Loggerhead turtle celebrates removal from endangered list • Earth.com

Loggerhead turtle celebrates removal from endangered list

Today’s Image of the Day is of the kind of turtle you’d want to have a drink with. He’s a loggerhead turtle from Greece, and he has reason to celebrate.

The loggerhead turtle was listed as “endangered” on the IUCN Red List of Threatened Species, that is, until last year. Thanks to a 30-year long collaborative conservation effort by NGO ARCHELON, the Sea Turtle Protection Society of Greece, along with researchers from the University of Exeter, loggerheads have been reclassified to a lower threat level of “vulnerable.”

As part of the project, a team of scientists from the University of Exeter tracked loggerhead turtles in the Amvrakikos Gulf in northwestern Greece. They found at least 700 loggerheads from populations living within 125 miles.

“The situation of loggerheads has improved thanks to concerted conservation efforts, but there’s more work to do if we want to see continued improvement,” said Dr Alan Rees from the Centre for Ecology and Conservation at the University of Exeter. “Previous studies have generally involved tagging female turtles on nesting beaches, but that method doesn’t give us information on males and juveniles.

“For this research we studied turtles in their foraging area and used flipper tagging, satellite tracking and genetics to establish where they had come from and where they go when moving from where we found them.”

The team reported their findings in an article published in the journal Marine Biology.

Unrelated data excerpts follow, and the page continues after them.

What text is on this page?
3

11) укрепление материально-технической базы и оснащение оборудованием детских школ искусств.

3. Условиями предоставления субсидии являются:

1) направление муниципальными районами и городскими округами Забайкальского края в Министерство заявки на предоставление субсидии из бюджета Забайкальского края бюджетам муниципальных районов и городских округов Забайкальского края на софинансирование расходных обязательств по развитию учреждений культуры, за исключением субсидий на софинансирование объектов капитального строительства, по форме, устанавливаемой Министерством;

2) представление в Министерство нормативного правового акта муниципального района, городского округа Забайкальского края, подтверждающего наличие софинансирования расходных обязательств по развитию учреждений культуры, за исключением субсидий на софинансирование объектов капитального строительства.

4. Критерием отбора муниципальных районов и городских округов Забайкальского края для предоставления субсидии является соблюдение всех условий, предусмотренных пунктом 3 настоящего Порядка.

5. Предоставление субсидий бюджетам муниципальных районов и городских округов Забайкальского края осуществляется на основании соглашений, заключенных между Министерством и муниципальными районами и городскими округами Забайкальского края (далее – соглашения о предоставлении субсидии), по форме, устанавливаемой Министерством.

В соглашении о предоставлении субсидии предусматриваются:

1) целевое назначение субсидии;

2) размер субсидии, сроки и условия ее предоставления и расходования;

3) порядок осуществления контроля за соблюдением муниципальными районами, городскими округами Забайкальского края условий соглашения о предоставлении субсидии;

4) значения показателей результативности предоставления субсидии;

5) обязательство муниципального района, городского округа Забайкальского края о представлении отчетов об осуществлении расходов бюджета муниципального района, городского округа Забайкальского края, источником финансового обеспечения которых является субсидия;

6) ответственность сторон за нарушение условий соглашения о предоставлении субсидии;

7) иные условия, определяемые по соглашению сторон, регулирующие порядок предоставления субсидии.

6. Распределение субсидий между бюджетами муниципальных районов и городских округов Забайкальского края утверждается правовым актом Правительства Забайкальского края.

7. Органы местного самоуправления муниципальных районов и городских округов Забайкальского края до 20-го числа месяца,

What surprised the researchers was how far some of the female loggerheads travel to to give birth. In one instance, a mother swam well over 1,000 miles, first to Syria, and then to Turkey to breed.

“The thing that baffles me is that they generally migrate in the spring but this turtle moved in the summer,” said Dr Rees. “It arrived in Turkey in the autumn, stayed over winter then moved to the nearby breeding area the next year.

“Perhaps it left nine months early to make sure it arrived in time for breeding, which was probably sensible as its original journey took it hundreds of miles out of its way.”